“What education fails to teach us is to see the human community as one. Rather than focus on the unique differences that separate one nation from another, education should focus on the similarities among all people and places on Earth.”
1. It is important for the education to teach us the unity. It is important for us to identify with others since no one can live without others.
2. While it is also important for the education to teach us the diverstity for us to better understand and respect others.
3. Which is more important is hard to say. Both the unity and the diversity should be taught.
View1: It is very important for education to teach us unity. Since all nations interact with each other more and more thoroughly, no one is an island in the world.
Evidence: unify citizens from diverse backgrounds, reduced ethnic, religious or political factions and wars. Improve cooperation, mutual altruism and finally harmonious humanity
View2: While it is also important for education to teach us diversity in order to improve understanding and respect between nations.

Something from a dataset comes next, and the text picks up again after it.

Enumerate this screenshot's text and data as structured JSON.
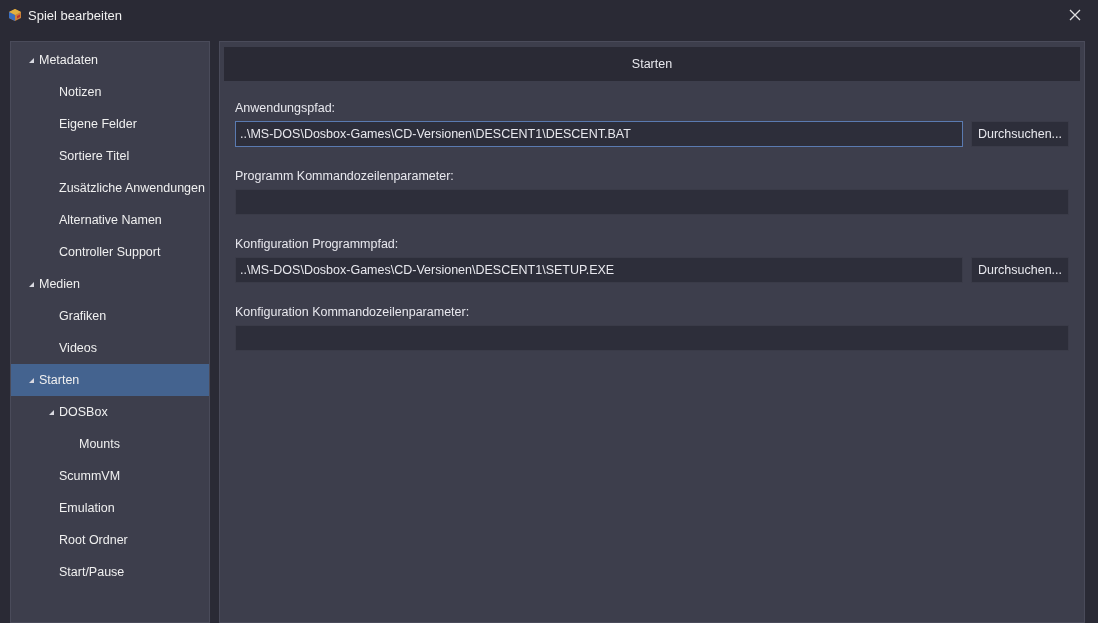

Evidence: democratic ideal of tolerance, educating people about diversity might even produce a unifying effect—by promoting understanding and appreciation among people from all backgrounds.
This view of education seems to recommend that schools stress the unity of all people instead of their diversity. While I agree that education should include teaching students about characteristics that we all share, doing so need not necessarily entail shifting focus away from our differences. Education can and should include both.
On the one hand, we are in the midst of an evolving global community where it is increasingly important for people to recognize our common humanity, as well as specific hopes and goals we all share. People universally prefer health to disease, being nourished to starving, safe communities to crime-riddled ones, and peace to war. Focusing on our unity will help us realize these hopes and goals. Moreover, in our pluralistic democracy it is crucial to find ways to unify citizens from diverse backgrounds. Otherwise, we risk being reduced to ethnic, religious or political factions at war with one another, as witnessed recently in the former Yugoslavia (南斯拉夫). Our own diverse society can forestall such horrors only if citizens are educated about the democratic ideals, heritage, rights and obligations we all have in common.
On the other hand, our schools should not attempt to erase, ignore, or even play down (v. 降低, 贬低, 减少) religious, ethnic or cultural diversity. First of all, schools have the obligation to teach the democratic ideal of tolerance, and the best way to teach tolerance is to educate people about different religions, cultures and so on. Moreover, educating people about diversity might even produce a unifying effect—by promoting understanding and appreciation among people from all backgrounds.
In conclusion, while it may appear paradoxical to recommend that education stress both unity and diversity, it is not. Understanding our common humanity will help us achieve a better, more peaceful world. Toward the same end, we need to understand our differences in order to better tolerate them, and perhaps even appreciate them. Our schools can and should promote both kinds of understanding by way of a balanced approach.